Tuesday night brings the last debate of the year for Republicans, and one common theme in previews is that in a year of relatively lively debates, this one might be the liveliest yet. Some things to watch:
- Will anyone hit Trump? "Easily the biggest question" of the night is who, if anyone, will go after Donald Trump in "a long-awaited have-you-no-decency-sir moment," says Politico. Ted Cruz and Marco Rubio will likely pass, but keep an eye on Chris Christie or perhaps Jeb Bush or Carly Fiorina.
- But which Trump? CNN notes that Trump has been content in some debates to "fade into the background," but he also knows that millions will be tuning in to watch him defend his plan to keep Muslims out of the country. Does he "play it safe and lock in his front-runner status?"
- Cruz vs. Rubio: Now that he's near the top of the polls, Cruz is "likely to come under sharp attack," says the New York Times. Look for Rubio in particular to go after him on immigration and national security, particularly over Cruz's support of guest-worker visas and curbing domestic surveillance. Rubio himself, though, is vulnerable over his 2013 work on providing immigrants a path to citizenship, a topic that has yet to surface in the debates.
- Christie emerging: One of Slate's key questions is: "What Will Chris Christie Do?" He's rising in the polls, especially in New Hampshire, and given Bush's lackluster debate performances, the New Jersey governor is the "establishment man best suited to try to shake things up."

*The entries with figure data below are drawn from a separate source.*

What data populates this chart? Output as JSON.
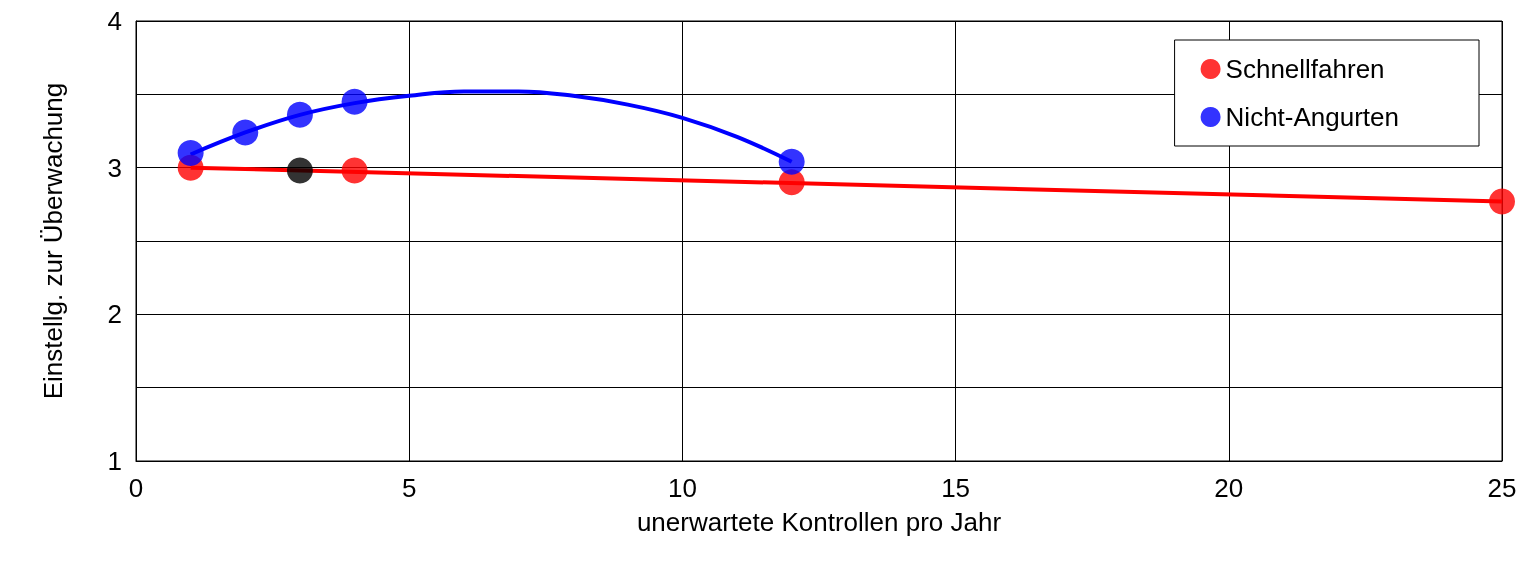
{
  "chart_data": {
    "type": "scatter",
    "xlabel": "unerwartete Kontrollen pro Jahr",
    "ylabel": "Einstellg. zur Überwachung",
    "xlim": [
      0,
      25
    ],
    "xticks": [
      0,
      5,
      10,
      15,
      20,
      25
    ],
    "ylim": [
      1,
      4
    ],
    "yticks": [
      1,
      {
        "value": 1.5,
        "label": null
      },
      2,
      {
        "value": 2.5,
        "label": null
      },
      3,
      {
        "value": 3.5,
        "label": null
      },
      4
    ],
    "grid": true,
    "legend": "top right",
    "marker": "circle",
    "series": [
      {
        "type": "line",
        "marker": "none",
        "color": "#ff0000",
        "x": [
          1,
          25
        ],
        "values": [
          3.0,
          2.77
        ]
      },
      {
        "type": "line",
        "marker": "none",
        "color": "#0000ff",
        "x": [
          1,
          2,
          3,
          4,
          5,
          6,
          7,
          8,
          9,
          10,
          11,
          12
        ],
        "values": [
          3.09,
          3.24,
          3.36,
          3.44,
          3.49,
          3.52,
          3.52,
          3.49,
          3.43,
          3.34,
          3.21,
          3.04
        ]
      },
      {
        "name": "Schnellfahren",
        "color": "#ff0000",
        "x": [
          1,
          4,
          12,
          25
        ],
        "values": [
          3.0,
          2.98,
          2.9,
          2.77
        ]
      },
      {
        "name": "Nicht-Angurten",
        "color": "#0000ff",
        "x": [
          1,
          2,
          3,
          4,
          12
        ],
        "values": [
          3.1,
          3.24,
          3.36,
          3.45,
          3.04
        ]
      },
      {
        "color": "#000000",
        "x": [
          3
        ],
        "values": [
          2.98
        ]
      }
    ]
  }
}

- Scary times: A big topic is expected to be foreign policy and the fight against ISIS because of the attacks on Paris and San Bernardino, notes Time: "The more serious tone will likely reward candidates who adapt their messages to fit the new dynamic of the race, and may pose a problem for those who struggle on the substance."
- Details: The main debate airs at 8:30 Eastern on CNN. The undercard (Mike Huckabee, Lindsey Graham, George Pataki, and Rick Santorum) begins at 6.